Sulfur in wastewater can be transformed into valuable materials through a process known as sulfur recovery or sulfur recycling. This process involves the removal of sulfur compounds from the wastewater and the conversion of the sulfur into useful materials such as sulfuric acid, elemental sulfur, or fertilizers.
One person’s wastewater is another person’s treasure. A recent study from Stanford University lays the path for the mining of sewage for precious components used in batteries and fertilizers that eventually may power smartphones and airplanes.
The analysis, which was just published in ACS ES&T Engineering, shows how to improve electrical processes for converting sulfur pollution and may pave the way for a cost-effective, renewable energy-powered wastewater treatment system that produces potable water.
“We are always looking for ways to close the loop on chemical manufacturing processes,” said study senior author Will Tarpeh, an assistant professor of chemical engineering at Stanford. “Sulfur is a key elemental cycle with room for improvements in efficiently converting sulfur pollutants into products like fertilizer and battery components.”
A better solution
The focus on creating technology that turn wastewater into drinkable water has increased since fresh water supplies, particularly in dry countries, are becoming more scarce. Because they require so little energy, membrane technologies that filter wastewater in anaerobic or oxygen-free settings are particularly promising.
However, this process creates sulfide, which can be poisonous, corrosive, and odorous. Chemical oxidation or the employment of certain chemicals to turn the sulfur into separable particles are two solutions to the issue, but they can produce byproducts and trigger chemical reactions that erode pipes and make it more difficult to disinfect the water.
Sulfur is a key elemental cycle with room for improvements in efficiently converting sulfur pollutants into products like fertilizer and battery components.
Professor Will Tarpeh
The conversion of sulfide to compounds used in fertilizer and cathode material for lithium-sulfur batteries offers a tantalizing alternative for dealing with the sulfide output from anaerobic filtration, but the mechanics for doing so are currently poorly understood.
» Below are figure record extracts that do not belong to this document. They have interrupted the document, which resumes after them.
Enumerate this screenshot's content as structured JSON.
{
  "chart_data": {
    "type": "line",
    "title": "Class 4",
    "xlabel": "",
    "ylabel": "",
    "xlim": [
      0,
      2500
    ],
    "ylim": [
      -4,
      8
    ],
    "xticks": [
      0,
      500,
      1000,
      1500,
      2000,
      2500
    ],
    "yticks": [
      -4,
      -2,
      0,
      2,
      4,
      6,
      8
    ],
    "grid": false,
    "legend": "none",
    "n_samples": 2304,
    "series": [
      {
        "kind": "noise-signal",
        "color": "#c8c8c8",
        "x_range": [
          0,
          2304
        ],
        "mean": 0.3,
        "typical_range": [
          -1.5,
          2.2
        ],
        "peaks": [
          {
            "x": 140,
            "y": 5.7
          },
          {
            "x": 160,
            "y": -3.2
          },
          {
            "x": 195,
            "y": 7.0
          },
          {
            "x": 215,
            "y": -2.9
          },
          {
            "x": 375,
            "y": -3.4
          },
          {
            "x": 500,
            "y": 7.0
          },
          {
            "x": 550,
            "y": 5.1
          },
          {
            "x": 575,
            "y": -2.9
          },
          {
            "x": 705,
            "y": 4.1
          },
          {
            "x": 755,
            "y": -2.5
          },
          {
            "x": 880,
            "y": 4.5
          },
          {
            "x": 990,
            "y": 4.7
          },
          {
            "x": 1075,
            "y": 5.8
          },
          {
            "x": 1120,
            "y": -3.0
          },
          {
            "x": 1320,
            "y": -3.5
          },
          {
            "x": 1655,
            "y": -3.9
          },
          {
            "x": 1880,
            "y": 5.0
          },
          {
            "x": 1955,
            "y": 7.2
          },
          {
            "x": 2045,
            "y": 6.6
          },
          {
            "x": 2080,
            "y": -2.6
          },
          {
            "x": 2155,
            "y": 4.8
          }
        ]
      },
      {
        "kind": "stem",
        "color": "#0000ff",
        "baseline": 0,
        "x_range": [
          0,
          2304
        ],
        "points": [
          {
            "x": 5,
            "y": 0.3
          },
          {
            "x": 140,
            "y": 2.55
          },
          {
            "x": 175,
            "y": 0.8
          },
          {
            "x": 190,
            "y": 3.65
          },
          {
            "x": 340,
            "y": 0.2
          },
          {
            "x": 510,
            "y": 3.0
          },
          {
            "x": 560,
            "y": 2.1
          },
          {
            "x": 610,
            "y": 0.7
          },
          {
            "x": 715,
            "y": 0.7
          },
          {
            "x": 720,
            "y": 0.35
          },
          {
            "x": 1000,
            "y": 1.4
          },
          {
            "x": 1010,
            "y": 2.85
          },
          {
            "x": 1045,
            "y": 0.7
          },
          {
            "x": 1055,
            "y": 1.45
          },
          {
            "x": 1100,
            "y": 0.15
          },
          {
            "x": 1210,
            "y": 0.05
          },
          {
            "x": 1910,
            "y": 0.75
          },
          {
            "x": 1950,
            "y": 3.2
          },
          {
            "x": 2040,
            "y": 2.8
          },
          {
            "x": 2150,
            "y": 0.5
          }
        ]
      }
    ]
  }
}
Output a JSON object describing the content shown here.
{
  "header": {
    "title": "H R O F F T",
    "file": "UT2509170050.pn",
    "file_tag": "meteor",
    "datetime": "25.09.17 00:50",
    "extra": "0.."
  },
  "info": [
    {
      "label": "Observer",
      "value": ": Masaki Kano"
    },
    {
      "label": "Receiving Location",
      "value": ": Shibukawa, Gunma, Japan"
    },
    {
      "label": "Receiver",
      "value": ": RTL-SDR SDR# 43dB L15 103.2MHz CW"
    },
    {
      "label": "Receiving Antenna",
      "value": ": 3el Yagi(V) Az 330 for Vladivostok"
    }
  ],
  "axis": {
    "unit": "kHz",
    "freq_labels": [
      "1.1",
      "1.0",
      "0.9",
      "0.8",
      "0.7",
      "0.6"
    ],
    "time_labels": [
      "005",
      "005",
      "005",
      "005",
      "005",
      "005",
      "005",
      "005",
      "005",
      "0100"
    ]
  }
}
As a result, Tarpeh and his colleagues set out to develop a practical strategy with no chemical consequences.
Focusing on electrochemical sulfur oxidation, which has a minimal energy input and allows for precise control of the final sulfur compounds, the researchers looked at this process. (Whereas some products, such as elemental sulfur, can deposit on electrodes and slow down chemical reactions, others, like sulfate, can be easily captured and reused.) If it worked well, the procedure might be modified to clean wastewater gathered from particular structures or entire cities and run on renewable energy.
The researchers evaluated the speeds of each phase of electrochemical sulfur oxidation as well as the kinds and amounts of products generated by making unique use of scanning electrochemical microscopy, a method that enables microscopic images of electrode surfaces while reactors are operating.
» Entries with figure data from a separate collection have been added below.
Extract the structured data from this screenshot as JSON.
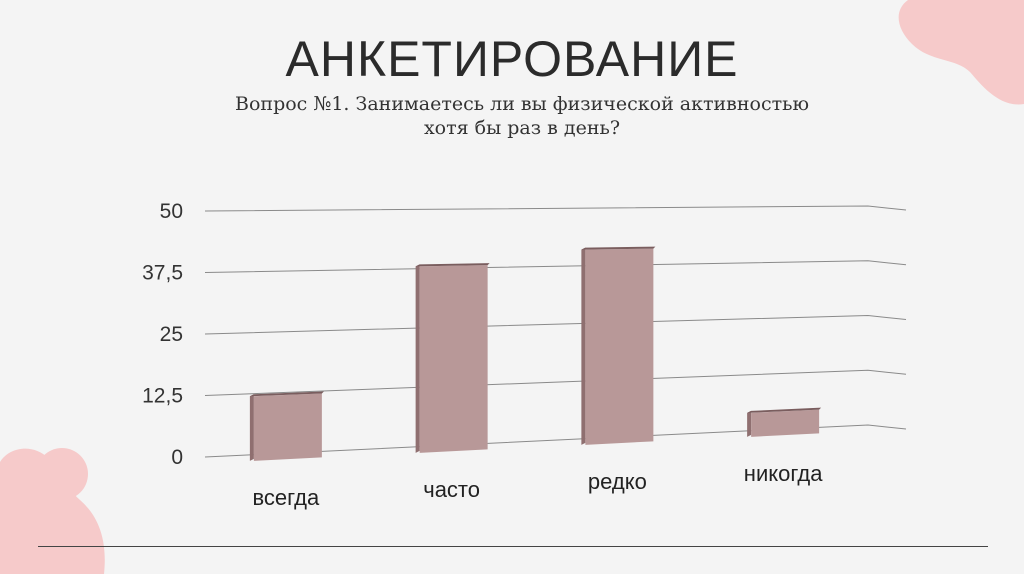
{
  "header": {
    "title": "АНКЕТИРОВАНИЕ",
    "subtitle_line1": "Вопрос №1. Занимаетесь ли вы физической активностью",
    "subtitle_line2": "хотя бы раз в день?"
  },
  "colors": {
    "bar_front": "#b89898",
    "bar_side": "#8f6f70",
    "bar_top": "#7a5d5e",
    "blob": "#f6caca",
    "grid": "#8a8a8a"
  },
  "chart_data": {
    "type": "bar",
    "categories": [
      "всегда",
      "часто",
      "редко",
      "никогда"
    ],
    "values": [
      12,
      38,
      41,
      4
    ],
    "ylim": [
      0,
      50
    ],
    "yticks": [
      "0",
      "12,5",
      "25",
      "37,5",
      "50"
    ],
    "grid": true
  }
}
They identified the main chemical obstacles to sulfur recovery, such as electrode fouling and the most difficult-to-convert intermediates. Among other things, they discovered that altering operating factors, such the reactor voltage, could make low-energy sulfur recovery from wastewater easier.
The trade-offs between energy efficiency, sulfide removal, sulfate formation, and time were made clearer by these and other observations. Together, they provided a foundation for the development of electrochemical sulfide oxidation systems in the future that balance energy input, pollution removal, and resource recovery.
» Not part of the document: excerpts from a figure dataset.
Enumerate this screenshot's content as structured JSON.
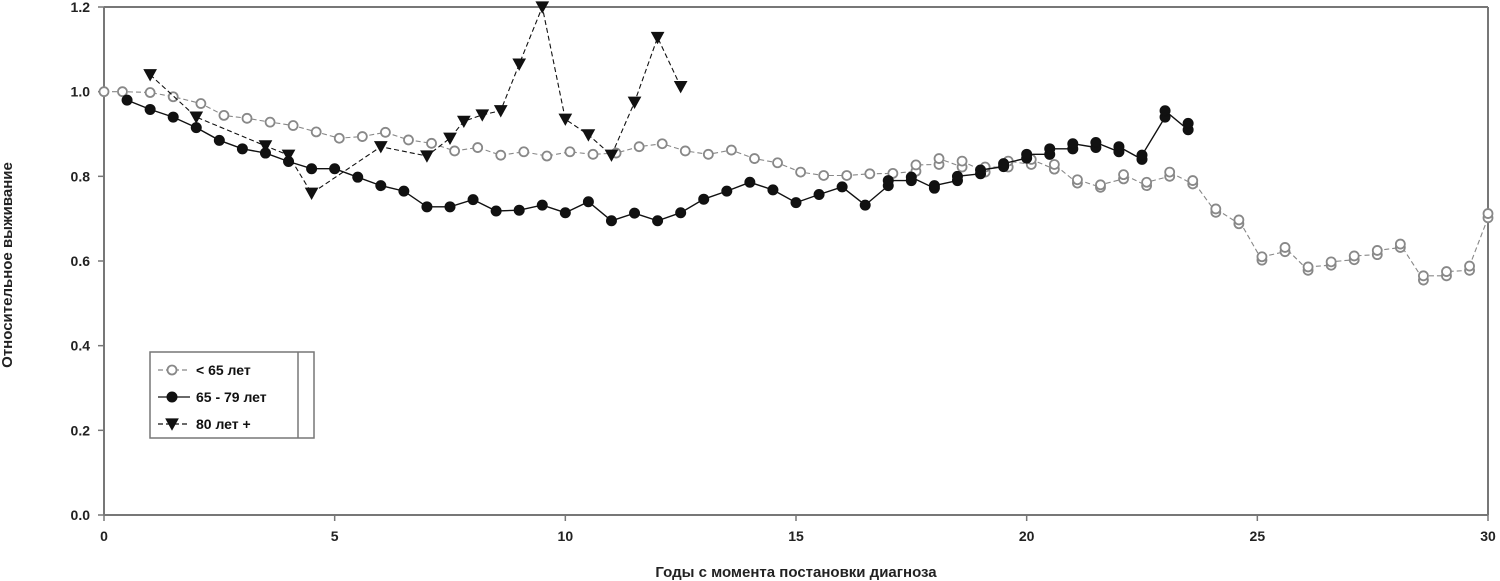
{
  "chart_data": {
    "type": "line",
    "xlabel": "Годы с момента постановки диагноза",
    "ylabel": "Относительное выживание",
    "xlim": [
      0,
      30
    ],
    "ylim": [
      0,
      1.2
    ],
    "x_ticks": [
      "0",
      "5",
      "10",
      "15",
      "20",
      "25",
      "30"
    ],
    "y_ticks": [
      "0.0",
      "0.2",
      "0.4",
      "0.6",
      "0.8",
      "1.0",
      "1.2"
    ],
    "grid": false,
    "legend_position": "lower-left",
    "series": [
      {
        "name": "< 65 лет",
        "marker": "open-circle",
        "line": "dashed",
        "color": "#888888",
        "points": [
          [
            0,
            1.0
          ],
          [
            0.4,
            1.0
          ],
          [
            1.0,
            0.998
          ],
          [
            1.5,
            0.988
          ],
          [
            2.1,
            0.972
          ],
          [
            2.6,
            0.944
          ],
          [
            3.1,
            0.937
          ],
          [
            3.6,
            0.928
          ],
          [
            4.1,
            0.92
          ],
          [
            4.6,
            0.905
          ],
          [
            5.1,
            0.89
          ],
          [
            5.6,
            0.894
          ],
          [
            6.1,
            0.904
          ],
          [
            6.6,
            0.886
          ],
          [
            7.1,
            0.878
          ],
          [
            7.6,
            0.86
          ],
          [
            8.1,
            0.868
          ],
          [
            8.6,
            0.85
          ],
          [
            9.1,
            0.858
          ],
          [
            9.6,
            0.848
          ],
          [
            10.1,
            0.858
          ],
          [
            10.6,
            0.852
          ],
          [
            11.1,
            0.855
          ],
          [
            11.6,
            0.87
          ],
          [
            12.1,
            0.877
          ],
          [
            12.6,
            0.86
          ],
          [
            13.1,
            0.852
          ],
          [
            13.6,
            0.862
          ],
          [
            14.1,
            0.842
          ],
          [
            14.6,
            0.832
          ],
          [
            15.1,
            0.81
          ],
          [
            15.6,
            0.802
          ],
          [
            16.1,
            0.802
          ],
          [
            16.6,
            0.806
          ],
          [
            17.1,
            0.807
          ],
          [
            17.6,
            0.812
          ],
          [
            17.6,
            0.827
          ],
          [
            18.1,
            0.828
          ],
          [
            18.1,
            0.842
          ],
          [
            18.6,
            0.822
          ],
          [
            18.6,
            0.836
          ],
          [
            19.1,
            0.81
          ],
          [
            19.1,
            0.822
          ],
          [
            19.6,
            0.822
          ],
          [
            19.6,
            0.836
          ],
          [
            20.1,
            0.828
          ],
          [
            20.1,
            0.84
          ],
          [
            20.6,
            0.817
          ],
          [
            20.6,
            0.828
          ],
          [
            21.1,
            0.784
          ],
          [
            21.1,
            0.792
          ],
          [
            21.6,
            0.774
          ],
          [
            21.6,
            0.78
          ],
          [
            22.1,
            0.794
          ],
          [
            22.1,
            0.804
          ],
          [
            22.6,
            0.778
          ],
          [
            22.6,
            0.786
          ],
          [
            23.1,
            0.8
          ],
          [
            23.1,
            0.81
          ],
          [
            23.6,
            0.782
          ],
          [
            23.6,
            0.79
          ],
          [
            24.1,
            0.715
          ],
          [
            24.1,
            0.723
          ],
          [
            24.6,
            0.688
          ],
          [
            24.6,
            0.697
          ],
          [
            25.1,
            0.602
          ],
          [
            25.1,
            0.61
          ],
          [
            25.6,
            0.622
          ],
          [
            25.6,
            0.632
          ],
          [
            26.1,
            0.578
          ],
          [
            26.1,
            0.586
          ],
          [
            26.6,
            0.59
          ],
          [
            26.6,
            0.598
          ],
          [
            27.1,
            0.603
          ],
          [
            27.1,
            0.612
          ],
          [
            27.6,
            0.615
          ],
          [
            27.6,
            0.625
          ],
          [
            28.1,
            0.632
          ],
          [
            28.1,
            0.64
          ],
          [
            28.6,
            0.555
          ],
          [
            28.6,
            0.565
          ],
          [
            29.1,
            0.565
          ],
          [
            29.1,
            0.575
          ],
          [
            29.6,
            0.578
          ],
          [
            29.6,
            0.588
          ],
          [
            30.0,
            0.702
          ],
          [
            30.0,
            0.712
          ]
        ]
      },
      {
        "name": "65 - 79 лет",
        "marker": "filled-circle",
        "line": "solid",
        "color": "#111111",
        "points": [
          [
            0.5,
            0.98
          ],
          [
            1.0,
            0.958
          ],
          [
            1.5,
            0.94
          ],
          [
            2.0,
            0.915
          ],
          [
            2.5,
            0.885
          ],
          [
            3.0,
            0.865
          ],
          [
            3.5,
            0.855
          ],
          [
            4.0,
            0.835
          ],
          [
            4.5,
            0.818
          ],
          [
            5.0,
            0.818
          ],
          [
            5.5,
            0.798
          ],
          [
            6.0,
            0.778
          ],
          [
            6.5,
            0.765
          ],
          [
            7.0,
            0.728
          ],
          [
            7.5,
            0.728
          ],
          [
            8.0,
            0.745
          ],
          [
            8.5,
            0.718
          ],
          [
            9.0,
            0.72
          ],
          [
            9.5,
            0.732
          ],
          [
            10.0,
            0.714
          ],
          [
            10.5,
            0.74
          ],
          [
            11.0,
            0.695
          ],
          [
            11.5,
            0.713
          ],
          [
            12.0,
            0.695
          ],
          [
            12.5,
            0.714
          ],
          [
            13.0,
            0.746
          ],
          [
            13.5,
            0.765
          ],
          [
            14.0,
            0.786
          ],
          [
            14.5,
            0.768
          ],
          [
            15.0,
            0.738
          ],
          [
            15.5,
            0.757
          ],
          [
            16.0,
            0.775
          ],
          [
            16.5,
            0.732
          ],
          [
            17.0,
            0.778
          ],
          [
            17.0,
            0.79
          ],
          [
            17.5,
            0.79
          ],
          [
            17.5,
            0.798
          ],
          [
            18.0,
            0.772
          ],
          [
            18.0,
            0.778
          ],
          [
            18.5,
            0.79
          ],
          [
            18.5,
            0.8
          ],
          [
            19.0,
            0.806
          ],
          [
            19.0,
            0.815
          ],
          [
            19.5,
            0.823
          ],
          [
            19.5,
            0.83
          ],
          [
            20.0,
            0.843
          ],
          [
            20.0,
            0.852
          ],
          [
            20.5,
            0.852
          ],
          [
            20.5,
            0.865
          ],
          [
            21.0,
            0.865
          ],
          [
            21.0,
            0.877
          ],
          [
            21.5,
            0.868
          ],
          [
            21.5,
            0.88
          ],
          [
            22.0,
            0.858
          ],
          [
            22.0,
            0.87
          ],
          [
            22.5,
            0.84
          ],
          [
            22.5,
            0.85
          ],
          [
            23.0,
            0.94
          ],
          [
            23.0,
            0.955
          ],
          [
            23.5,
            0.91
          ],
          [
            23.5,
            0.925
          ]
        ]
      },
      {
        "name": "80 лет +",
        "marker": "filled-triangle-down",
        "line": "dashed",
        "color": "#111111",
        "points": [
          [
            1.0,
            1.04
          ],
          [
            2.0,
            0.94
          ],
          [
            3.5,
            0.872
          ],
          [
            4.0,
            0.85
          ],
          [
            4.5,
            0.76
          ],
          [
            6.0,
            0.87
          ],
          [
            7.0,
            0.848
          ],
          [
            7.5,
            0.89
          ],
          [
            7.8,
            0.93
          ],
          [
            8.2,
            0.945
          ],
          [
            8.6,
            0.955
          ],
          [
            9.0,
            1.065
          ],
          [
            9.5,
            1.2
          ],
          [
            10.0,
            0.935
          ],
          [
            10.5,
            0.898
          ],
          [
            11.0,
            0.85
          ],
          [
            11.5,
            0.975
          ],
          [
            12.0,
            1.128
          ],
          [
            12.5,
            1.012
          ]
        ]
      }
    ]
  }
}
In the future, it may also be possible to combine the sulfur recovery technology with other methods, such as the recovery of nitrogen from sewage to create fertilizer made of ammonium sulfate.
The Codiga Resource Recovery Center, a pilot-scale treatment plant on Stanford’s campus, will likely play a large role in accelerating future design and implementation of these approaches.
“Hopefully, this study will help accelerate adoption of technology that mitigates pollution, recovers valuable resources and creates potable water all at the same time,” said study lead author Xiaohan Shao, a PhD student in civil and environmental engineering at Stanford.
Tarpeh is also an assistant professor (by courtesy) of civil and environmental engineering, a center fellow (by courtesy) of the Stanford Woods Institute for the Environment, an affiliated scholar with Stanford’s Program on Water, Health and Development, and a member of Stanford Bio-X.
Additional author Sydney Johnson was an undergraduate student in chemical engineering at Stanford at the time of the research.